Add Multimodal Output Support for `execute_xxx` Series Tools

## Summary

Currently, the execution result tools in `jupyter_mcp_server/server.py` (e.g., `append_execute_code_cell`, `execute_cell_with_progress`, etc.) only return text output, displaying only a `"[Image Output (PNG)]"` placeholder for image outputs.
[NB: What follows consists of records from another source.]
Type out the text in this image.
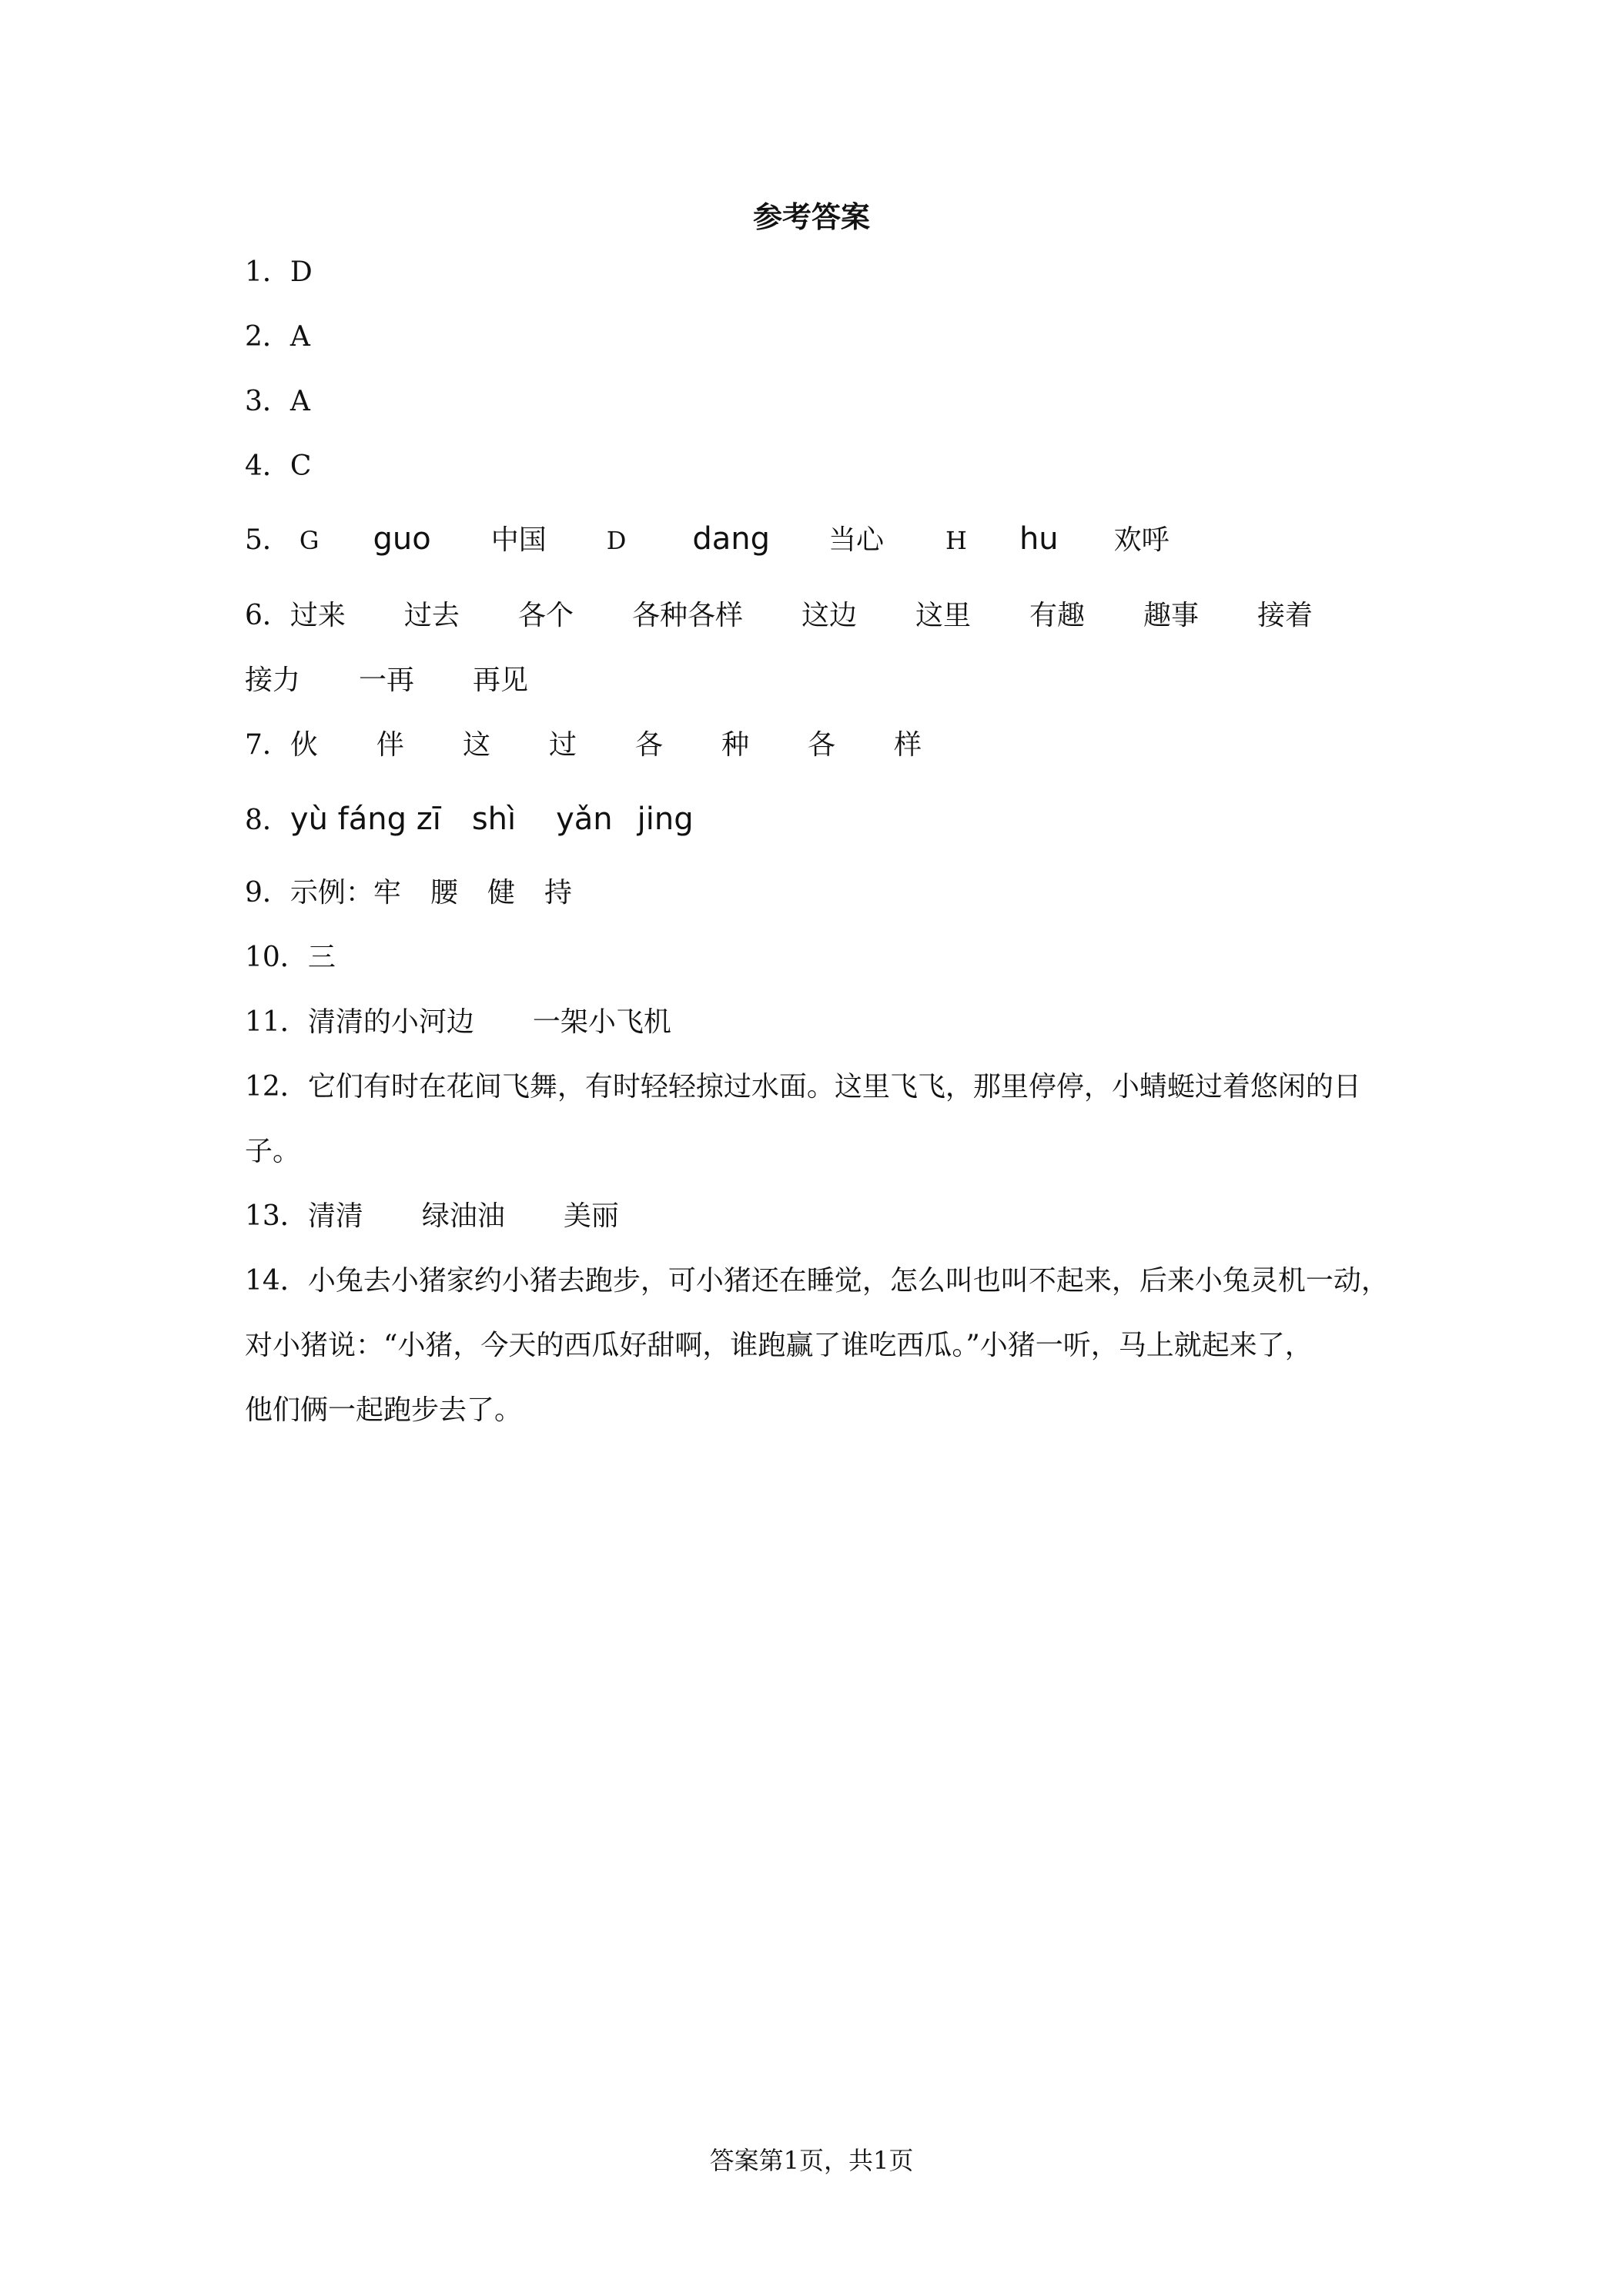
参考答案
1．D
2．A
3．A
4．C
5． G guo 中国 D dang 当心	H hu 欢呼
6．过来 过去 各个 各种各样 这边 这里 有趣 趣事 接着
接力 一再 再见
7．伙 伴 这 过 各 种 各 样
8．yù fáng zī shì yǎn jing
9．示例：牢 腰 健 持
10．三
11．清清的小河边 一架小飞机
12．它们有时在花间飞舞，有时轻轻掠过水面。这里飞飞，那里停停，小蜻蜓过着悠闲的日
子。
13．清清 绿油油 美丽
14．小兔去小猪家约小猪去跑步，可小猪还在睡觉，怎么叫也叫不起来，后来小兔灵机一动，
对小猪说：“小猪，今天的西瓜好甜啊，谁跑赢了谁吃西瓜。”小猪一听，马上就起来了，
他们俩一起跑步去了。
答案第1页，共1页
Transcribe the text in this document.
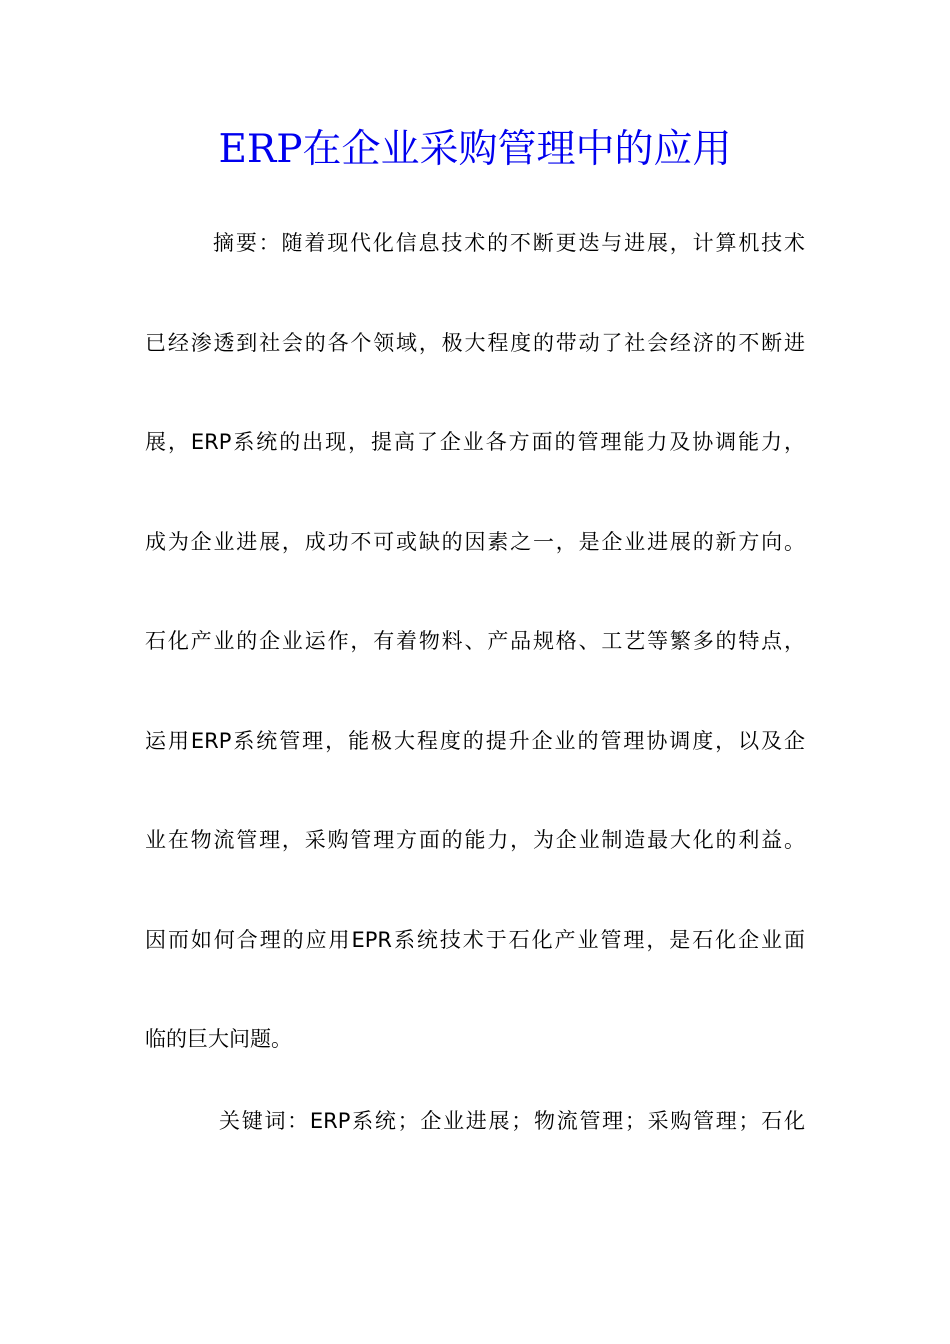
ERP在企业采购管理中的应用

摘要：随着现代化信息技术的不断更迭与进展，计算机技术

已经渗透到社会的各个领域，极大程度的带动了社会经济的不断进

展，ERP系统的出现，提高了企业各方面的管理能力及协调能力，

成为企业进展，成功不可或缺的因素之一，是企业进展的新方向。

石化产业的企业运作，有着物料、产品规格、工艺等繁多的特点，

运用ERP系统管理，能极大程度的提升企业的管理协调度，以及企

业在物流管理，采购管理方面的能力，为企业制造最大化的利益。

因而如何合理的应用EPR系统技术于石化产业管理，是石化企业面

临的巨大问题。

关键词：ERP系统；企业进展；物流管理；采购管理；石化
It is proposed to add full multimodal output support to fully leverage the visual understanding capabilities of state-of-the-art multimodal large models.

## Core Objectives

1.  **Unleash the Potential of Multimodal Large Models**: Support direct output and analysis of visual content such as images and charts.
2.  **Enhance User Experience**: Allow the Agent to directly "see" and understand data visualization results.
3.  **Maintain Backward Compatibility**: Ensure that LLMs that do not support multimodality can still work correctly through environment variable control.
4.  **Unify Output Format**: Provide consistent multimodal support for all execution result tools.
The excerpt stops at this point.